Education and Experience

  • BS/BA degree and specialized information security technical training required. An advanced degree is a plus.
  • A reputable security certification (CISSP, CISSP w/specialization HCISPP, GIAC, CISA, etc.) is required
  • A minimum of 6 years of progressive Information Security experience.
  • Previous team lead or management experience is required.
  • Identity Access Management experience is required.
  • Identity Governance experience is a plus.
  • Experience in security architecture design is a plus.
  • Working knowledge of Epic EHR and Lawson ERP are a plus.
  • Working knowledge of IAM platforms (Imprivata, SailPoint, MIM) are a plus
  • In-depth knowledge of information security industry and regulatory obligations (Sarbanes-Oxley (SOX), HIPAA, GLBA, PCI DSS, HITRUST, NIST Framework, etc.).
  • Working knowledge of Microsoft Active Directory.
  • Ability to analyze all layers of the OSI model from the security stance.
  • Prepare and present plans/designs to IT and business leaders.
  • Advocate the integration of solutions into the enterprise directory structure.
  • In-depth knowledge of networking technologies and architecture.
  • Prioritize tasks effectively to meet project deadlines and deliverables.
  • ITIL familiarization - managing incidents, requests, and changes. Experience is a plus.
  • Excellent problem-solving ability.
  • High degree of self-motivation.
  • Competent using the Microsoft Office suite of products.

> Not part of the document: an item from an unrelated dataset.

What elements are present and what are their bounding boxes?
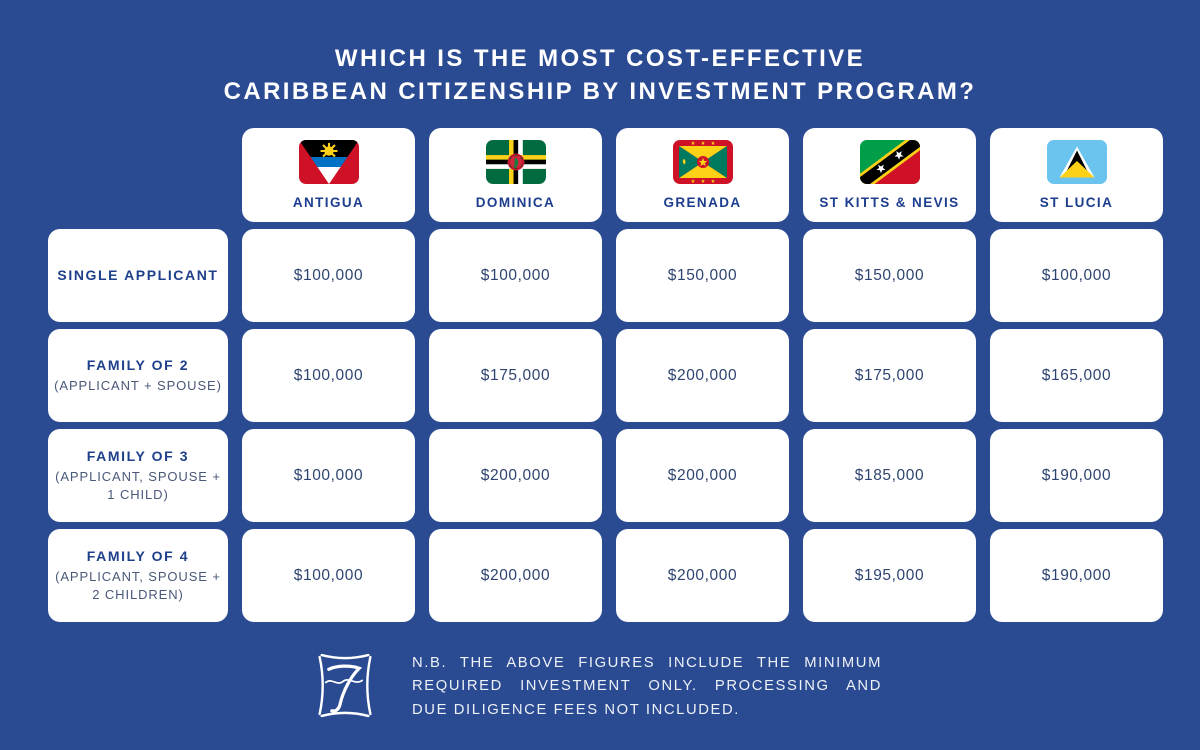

Additional Knowledge, Skills and Attributes (Underlying skills and abilities that enable the execution of duties and responsibilities)

Knowledge of:

  • Federal and state laws regarding security and privacy of electronic information assets, within the context of the healthcare industry is highly preferred (e.g., HIPAA, Sarbanes-Oxley, etc.);
  • Industry security standards (e.g., NIST), with healthcare industry standards such as CMS, JCAHO, etc. is required;
  • Platform independent information security policy and standards;
  • E-commerce/e-business security related strategies, policies, and standards;
  • Enterprise security awareness program practices that incrementally create organizational security awareness and education;
  • Compliance programs to help ensure conformity with established enterprise security policies, practices, and standards;
  • Risk assessment processes for the protection of electronic information assets; and
  • Large scale Wide Area Network and multiple platform environments with both decentralized and centralized focuses.

Skills including:

  • Superior analytical skills to identify high-risk security breach opportunities with the ability to develop solutions to prevent, correct, detect, or mitigate security risks via people, processes and technology;
  • Ability to relate business requirements and risks to technology implementation for security-related activities;
  • Ability to collaborate with IT&S and business area professionals to identify/recommend applicable security practices/controls rather than dictating security methods;
  • Ability to balance the seriousness of protecting electronic information assets with the need to enable users to effectively and efficiently use systems to perform job responsibilities, while continuing to emphasize quality patient care;
  • Strong customer service focus and ability to manage client (e.g., facility) expectations;
  • Solid project management and collaboration skills, especially in a cross-functional dynamic team environment;
  • Excellent oral and written communication skills with the ability to present and discuss technical information in a manner that establishes rapport, persuades others, and allows the individual to increase understanding of subject matter.
  • Working both independently and with key stakeholders to develop security policy and standards; and
  • Taking initiatives toward personal development such as maintaining skills and obtaining professional certifications (e.g., Information Systems Security Association, Certified Information Systems Security Professional, etc.).

Other Factors

  • Must be willing to travel occasionally.
  • Must be willing to respond to information security issues surrounding identity access and governance 24x7.